報連相

『な、何でいきなり襲撃するって話になっているのよーっ!』


 相手に何かをさせるような隙を与えない。

 そう決断し、相手の組織への襲撃を企てた僕たちに対し、自分らの上司である土御門さんが絶叫する。

 もう既に移動を開始している僕たちの報告を聞いて一番の言葉だった。


『報告がようやく来た!と思ったらもうなんか勝手に現場が動いているわ!もうほんと、ほんと好き放題動いているわ!何でもう敵サイドの襲撃を仕掛ける、って話になっているのよ!なんで一番の上司である私が何も知らないのよ!まったく!報連相くらいしっかりしてほしいものだわ!』


『すみません……土御門さん。でも、そっちの方が手っ取り早いかな、って。それで、土御門さんの力も借りたいと……』


 この現代日本で事を起こすとなれば、土御門さんの魔法は欠かせない。

 土御門さんの魔法さえあれば、カメラに怯えることもなく好き放題暴れることが出来る。

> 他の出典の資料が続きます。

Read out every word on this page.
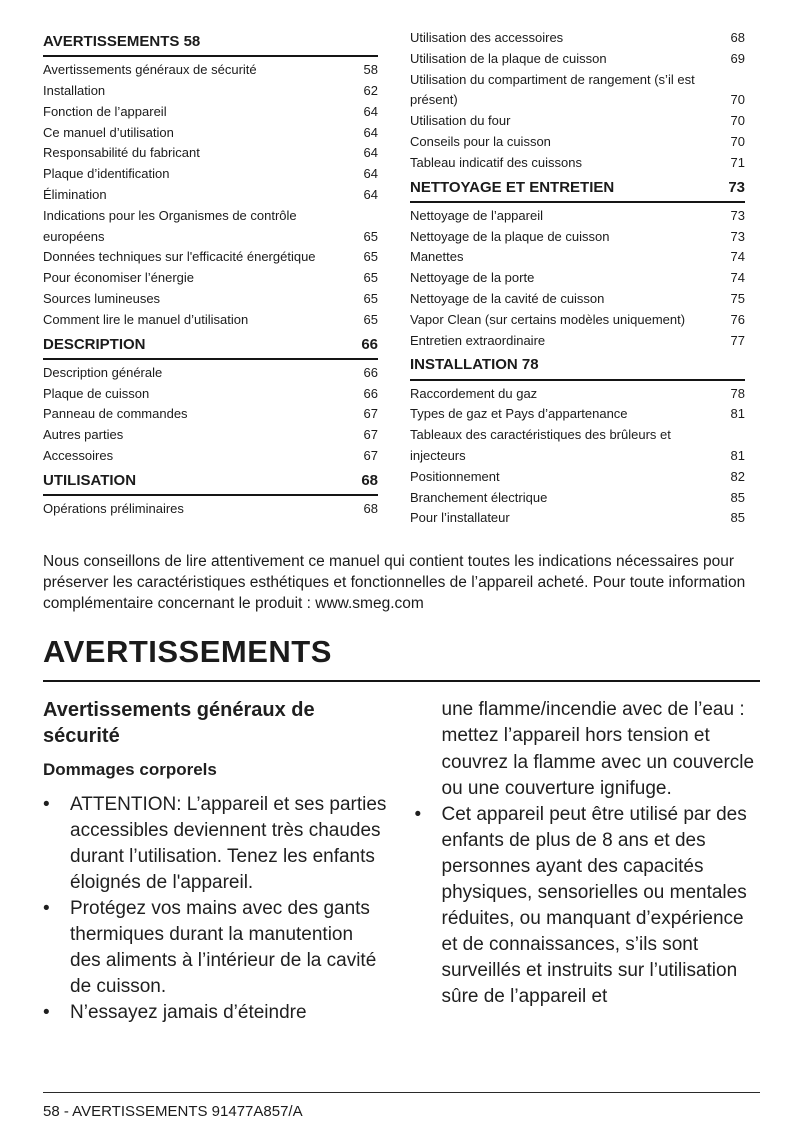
AVERTISSEMENTS 58
Avertissements généraux de sécurité	58
Installation	62
Fonction de l’appareil	64
Ce manuel d’utilisation	64
Responsabilité du fabricant	64
Plaque d’identification	64
Élimination	64
Indications pour les Organismes de contrôle européens	65
Données techniques sur l'efficacité énergétique	65
Pour économiser l’énergie	65
Sources lumineuses	65
Comment lire le manuel d’utilisation	65
DESCRIPTION	66
Description générale	66
Plaque de cuisson	66
Panneau de commandes	67
Autres parties	67
Accessoires	67
UTILISATION	68
Opérations préliminaires	68
Utilisation des accessoires	68
Utilisation de la plaque de cuisson	69
Utilisation du compartiment de rangement (s’il est présent)	70
Utilisation du four	70
Conseils pour la cuisson	70
Tableau indicatif des cuissons	71
NETTOYAGE ET ENTRETIEN	73
Nettoyage de l’appareil	73
Nettoyage de la plaque de cuisson	73
Manettes	74
Nettoyage de la porte	74
Nettoyage de la cavité de cuisson	75
Vapor Clean (sur certains modèles uniquement)	76
Entretien extraordinaire	77
INSTALLATION 78
Raccordement du gaz	78
Types de gaz et Pays d’appartenance	81
Tableaux des caractéristiques des brûleurs et injecteurs	81
Positionnement	82
Branchement électrique	85
Pour l’installateur	85

Nous conseillons de lire attentivement ce manuel qui contient toutes les indications nécessaires pour préserver les caractéristiques esthétiques et fonctionnelles de l’appareil acheté. Pour toute information complémentaire concernant le produit : www.smeg.com

AVERTISSEMENTS
Avertissements généraux de sécurité
Dommages corporels
•	ATTENTION: L’appareil et ses parties accessibles deviennent très chaudes durant l’utilisation. Tenez les enfants éloignés de l'appareil.
•	Protégez vos mains avec des gants thermiques durant la manutention des aliments à l’intérieur de la cavité de cuisson.
•	N’essayez jamais d’éteindre

une flamme/incendie avec de l’eau : mettez l’appareil hors tension et couvrez la flamme avec un couvercle ou une couverture ignifuge.

•	Cet appareil peut être utilisé par des enfants de plus de 8 ans et des personnes ayant des capacités physiques, sensorielles ou mentales réduites, ou manquant d’expérience et de connaissances, s’ils sont surveillés et instruits sur l’utilisation sûre de l’appareil et
58 - AVERTISSEMENTS 91477A857/A
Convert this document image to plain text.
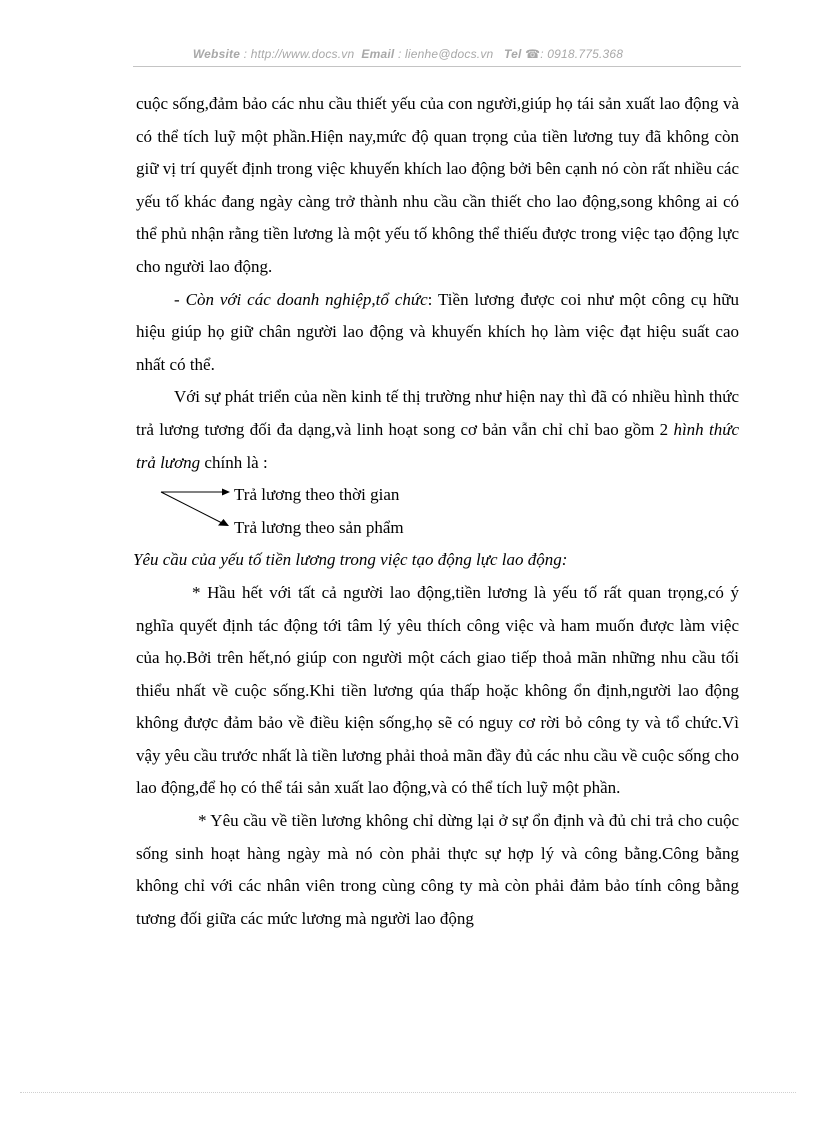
Website : http://www.docs.vn Email : lienhe@docs.vn Tel ☎: 0918.775.368

cuộc sống,đảm bảo các nhu cầu thiết yếu của con người,giúp họ tái sản xuất lao động và có thể tích luỹ một phần.Hiện nay,mức độ quan trọng của tiền lương tuy đã không còn giữ vị trí quyết định trong việc khuyến khích lao động bởi bên cạnh nó còn rất nhiều các yếu tố khác đang ngày càng trở thành nhu cầu cần thiết cho lao động,song không ai có thể phủ nhận rằng tiền lương là một yếu tố không thể thiếu được trong việc tạo động lực cho người lao động.

- Còn với các doanh nghiệp,tổ chức: Tiền lương được coi như một công cụ hữu hiệu giúp họ giữ chân người lao động và khuyến khích họ làm việc đạt hiệu suất cao nhất có thể.

Với sự phát triển của nền kinh tế thị trường như hiện nay thì đã có nhiều hình thức trả lương tương đối đa dạng,và linh hoạt song cơ bản vẫn chỉ chỉ bao gồm 2 hình thức trả lương chính là :

Trả lương theo thời gian
Trả lương theo sản phẩm

Yêu cầu của yếu tố tiền lương trong việc tạo động lực lao động:

* Hầu hết với tất cả người lao động,tiền lương là yếu tố rất quan trọng,có ý nghĩa quyết định tác động tới tâm lý yêu thích công việc và ham muốn được làm việc của họ.Bởi trên hết,nó giúp con người một cách giao tiếp thoả mãn những nhu cầu tối thiểu nhất về cuộc sống.Khi tiền lương qúa thấp hoặc không ổn định,người lao động không được đảm bảo về điều kiện sống,họ sẽ có nguy cơ rời bỏ công ty và tổ chức.Vì vậy yêu cầu trước nhất là tiền lương phải thoả mãn đầy đủ các nhu cầu về cuộc sống cho lao động,để họ có thể tái sản xuất lao động,và có thể tích luỹ một phần.

* Yêu cầu về tiền lương không chỉ dừng lại ở sự ổn định và đủ chi trả cho cuộc sống sinh hoạt hàng ngày mà nó còn phải thực sự hợp lý và công bằng.Công bằng không chỉ với các nhân viên trong cùng công ty mà còn phải đảm bảo tính công bằng tương đối giữa các mức lương mà người lao động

『……はぁー、素直にこちらの力を借りようとしてくれるだけで満足するべきなのかもねぇ。癖の強いメンバーを集めた私の身から出た錆とも言えるわよねぇ』


『あの、すみません……』


 癖の強いメンバー……うーむ。僕は使いやすい人材を自負していたのに。


『蓮夜くんが謝らなくていいのよ?全部、真紀が悪いわ』


『うぉい!?何でそうなるっ!ぶちのめすぞ!』


『事実よ、消えて。切実に』


『んだとぉ!?』


『ちょっとこんな時まで喧嘩しないで頂戴。どうせ三人で行動しているのでしょ?これ以上喧嘩するなら二人まとめてこの回線から蹴るわよ』


『『それはちょっと……』』


 今、僕たちが会話しているのは土御門さんの魔法で誰にも盗聴されないようガチガチにセキュリティーで守られたグループ通話内でのこと。

 この通話に入れたり蹴ったりは土御門さんの匙加減だ。

 

『喧嘩しないようにお願いしますね?』


 僕だけが土御門さんの指示聞いて、それを他の二人に伝えて、なんていう非効率的なことはできる限りしたくない。


『……場所は把握したわ。ちょうど、一条大臣が所有されている敷地内ね。こっちのほうでどんな問題が起きようとも内々に処理できる場ね。こっちでいい感じに回しておくわ。一条くんの名前、少し借りるかもしれないけど、いいかしら?』


 わぁ、うちのお父さんの敷地内何だ。

 ずいぶんと命知らずなことをしているんだね。


『どうぞー。お好きにお使いください』


 何処まで有用なのかはわからないけど。


『襲撃はもう好きなようにしなさい。私からはあまりどうこう言わないわ。好きに暴れて頂戴』


『ふふっ、最高の命令ですよ』


 異世界でもそうだったが、結局好きにやれと言われているときこそ、最も楽で力を発揮しやすいのだ。


「よし、行きましょうか」


 相手が根城としているらしい地下拠点の上空。

 そこに立った僕は手元を魔力で覆う。


「ハハッ」


 そして、そのまま地上に向かってただ膨大な魔力を叩きつけるのだった。